# Hoax or spoof websites



## Fsharpmajor (Dec 14, 2008)

If you know of any, post links to them in this thread. Here's a good example--an arboreal octopus whose main predator is the sasquatch:

*http://zapatopi.net/treeoctopus/*

Try your best not to let things get too religious or political.


----------



## kv466 (May 18, 2011)

I'll try, F#, but you know how those endangered tree octopuses make me feel!


----------



## Fsharpmajor (Dec 14, 2008)

kv466 said:


> I'll try, F#, but you know how those endangered tree octopuses make me feel!


Even if you are tempted, there doesn't seem to be any way of donating money to help save the tree octopus.


----------



## Ukko (Jun 4, 2010)

That's a slow way of getting around in trees; could be an evolutionary challenge. How the sloths made it is not clear to me.


----------



## Sid James (Feb 7, 2009)

This is no longer on a website, as it was like a fraud and tax dodge thing, and I think taken down from the net.

This was pruportedly a group of islands in the Pacific called The Dominion of Melchizedek, but in reality it was not much more than a website.

This was a huge scam, a bit like the Nigerian ones, but it got out of control. It was eventually shut down. But before that, some countries like the Central African Republic actually recognised this fake "country." Which probably didn't carry much weight, but anyway, a lot of people were taken in by this hoax & lost quite a bit of cash in the process...


----------



## kv466 (May 18, 2011)

www.lindsaylohan.com

I mean, really...need I say more? This is a spoof, right?


----------



## Sid James (Feb 7, 2009)

^^Can't access that, it's taking ages to load.

I don't mind Lindsay Lohan, I think her films, some of them, eg._ Mean Girls_, are okay for what they're worth.

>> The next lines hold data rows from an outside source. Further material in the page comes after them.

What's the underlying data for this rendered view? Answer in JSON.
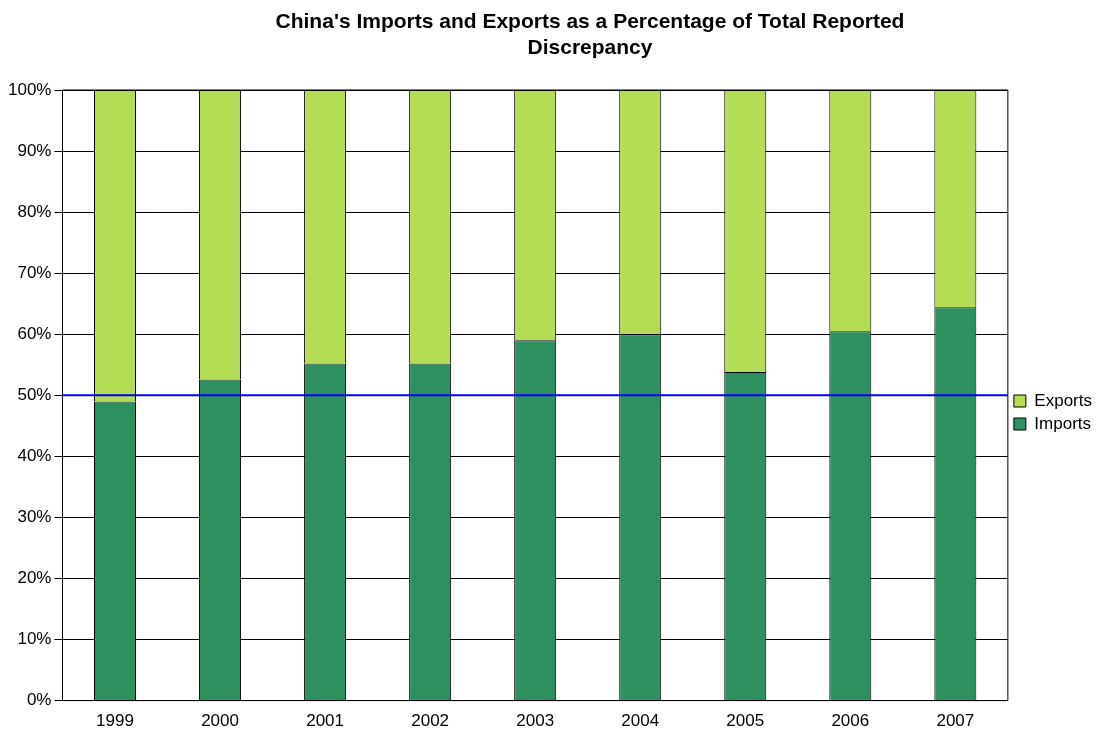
{
  "chart_data": {
    "type": "bar",
    "title": "China's Imports and Exports as a Percentage of Total Reported Discrepancy",
    "categories": [
      "1999",
      "2000",
      "2001",
      "2002",
      "2003",
      "2004",
      "2005",
      "2006",
      "2007"
    ],
    "stacked": true,
    "series": [
      {
        "name": "Imports",
        "color": "#2e8f5f",
        "values": [
          49,
          52.6,
          55.2,
          55.2,
          59,
          60,
          53.8,
          60.5,
          64.4
        ]
      },
      {
        "name": "Exports",
        "color": "#b5dc55",
        "values": [
          51,
          47.4,
          44.8,
          44.8,
          41,
          40,
          46.2,
          39.5,
          35.6
        ]
      }
    ],
    "ylim": [
      0,
      100
    ],
    "yticks": [
      {
        "value": 0,
        "label": "0%"
      },
      {
        "value": 10,
        "label": "10%"
      },
      {
        "value": 20,
        "label": "20%"
      },
      {
        "value": 30,
        "label": "30%"
      },
      {
        "value": 40,
        "label": "40%"
      },
      {
        "value": 50,
        "label": "50%"
      },
      {
        "value": 60,
        "label": "60%"
      },
      {
        "value": 70,
        "label": "70%"
      },
      {
        "value": 80,
        "label": "80%"
      },
      {
        "value": 90,
        "label": "90%"
      },
      {
        "value": 100,
        "label": "100%"
      }
    ],
    "grid": "y",
    "legend": "right",
    "ref_lines": [
      {
        "axis": "y",
        "value": 50,
        "color": "#0000ff"
      }
    ]
  }
}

Of course, she's no Cate Blanchett or whatever in terms of her acting, nowhere near, but silly to compare the two who work in different genres anyway...


----------



## kv466 (May 18, 2011)

I think she could have been a great actress and still has the capacity to do so...i actually went around trying to find a website that was pretty weird and not really doing what it advertised itself to do and well,...this is about her singing and doesn't load for me either so that's why I posted it...my fondness for her acting does not extend itself toward her singing.


----------



## Sid James (Feb 7, 2009)

^^I haven't heard Ms. Lohan sing, and as you describe re your experience of that, maybe that's a good thing. Another thing I'd add to her being a good actor in what she's done, is she's obviously capital H "hot," but I don't want to come across as kind of just focussing on her physical attributes, which cannot be denied!...


----------